Program: Abstracts - Orals, Featured Poster Presentations, and Posters
Session: SAT 834-867-Islet Biology
Bench to Bedside
Saturday, June 15, 2013: 1:45 PM-3:45 PM
Expo Halls ABC (Moscone Center)

Poster Board SAT-848
Huan Guo1, Yi Xiong1, Roberto lara-Lemus1, Kathryn Hutchison1, Shu-ou Shan2, Peter Arvan1 and Ming Liu*1
1University of Michigan Medical School, Ann Arbor, MI, 2California Institution of Technology
In pancreatic beta cells, insulin biosynthesis begins as a precursor, preproinsulin (pPI), within the cytosol. To enter the secretory pathway, newly synthesized pPI driven by its signal peptide undergoes co- and post-translational translocation targeting to and across the endoplasmic reticulum (ER) membrane, where pPI is cleaved by signal peptidase, forming proinsulin that folds in the ER. Among those early events of insulin biosynthesis, proinsulin misfolding and ER stress have drawn increasing attention as a cause of beta cell failure and diabetes. However, no studies have yet addressed potential defects at the entry point of pPI into the secretory pathway. Herein, we reveal that inefficient translocation of pPI does indeed lead to pancreatic beta cell failure and diabetes in humans. Specifically, after targeting to the ER, two recently reported mutant pPIs associated with late onset diabetes fail to be efficiently translocated across the ER membrane.

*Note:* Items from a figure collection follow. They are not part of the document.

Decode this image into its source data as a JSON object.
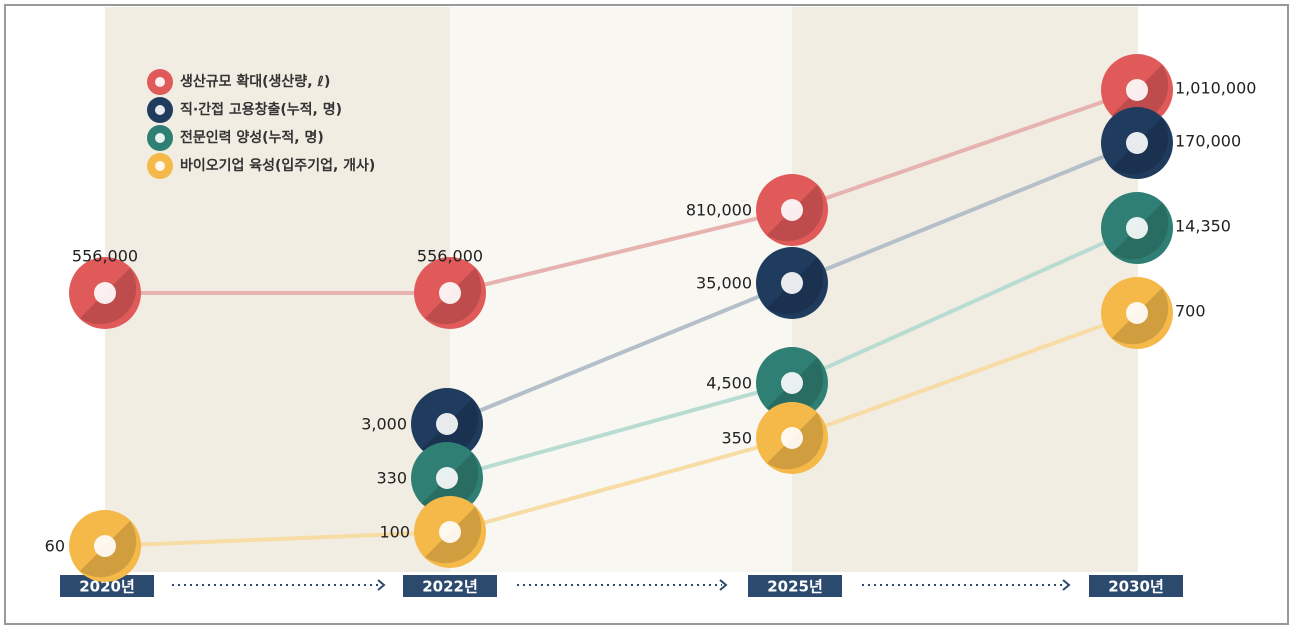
{
  "chart_data": {
    "type": "line",
    "categories": [
      "2020년",
      "2022년",
      "2025년",
      "2030년"
    ],
    "series": [
      {
        "name": "생산규모 확대(생산량, ℓ)",
        "color": "#e05a5a",
        "values": [
          556000,
          556000,
          810000,
          1010000
        ],
        "value_labels": [
          "556,000",
          "556,000",
          "810,000",
          "1,010,000"
        ]
      },
      {
        "name": "직·간접 고용창출(누적, 명)",
        "color": "#1f3b5e",
        "values": [
          null,
          3000,
          35000,
          170000
        ],
        "value_labels": [
          null,
          "3,000",
          "35,000",
          "170,000"
        ]
      },
      {
        "name": "전문인력 양성(누적, 명)",
        "color": "#2f7f74",
        "values": [
          null,
          330,
          4500,
          14350
        ],
        "value_labels": [
          null,
          "330",
          "4,500",
          "14,350"
        ]
      },
      {
        "name": "바이오기업 육성(입주기업, 개사)",
        "color": "#f5b94a",
        "values": [
          60,
          100,
          350,
          700
        ],
        "value_labels": [
          "60",
          "100",
          "350",
          "700"
        ]
      }
    ]
  }
}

The inefficient translocation is caused by a disorientation of signal peptide of pPI when it interacts with and inserts into the Sec61 translocon at the ER membrane. The disorientated signal peptide anchors untranslocated pPI into the ER membrane, through which the proinsulin domain of pPI is exposed to the cytosol. Therefore, unlike other mutant (pre)proinsulins causing proinsulin misfolding in the ER lumen, inducing ER stress and leading to early onset diabetes, the untranslocated pPI accumulates outside the ER, activates heat shock response, retards pancreatic beta cell growth, and promotes pancreatic beta cell death. Our findings unveil a novel pathway that leads to beta cell failure and late onset diabetes.

Nothing to Disclose: HG, YX, RL, KH, SOS, PA, ML

*Please take note of The Endocrine Society's News Embargo Policy at http://www.endo-society.org/endo2013/media.cfm

Sources of Research Support: This works was supported primarily by NIH RO1-DK088856 (to M.L.), and also by NIH RO1-DK48280 (to P.A.).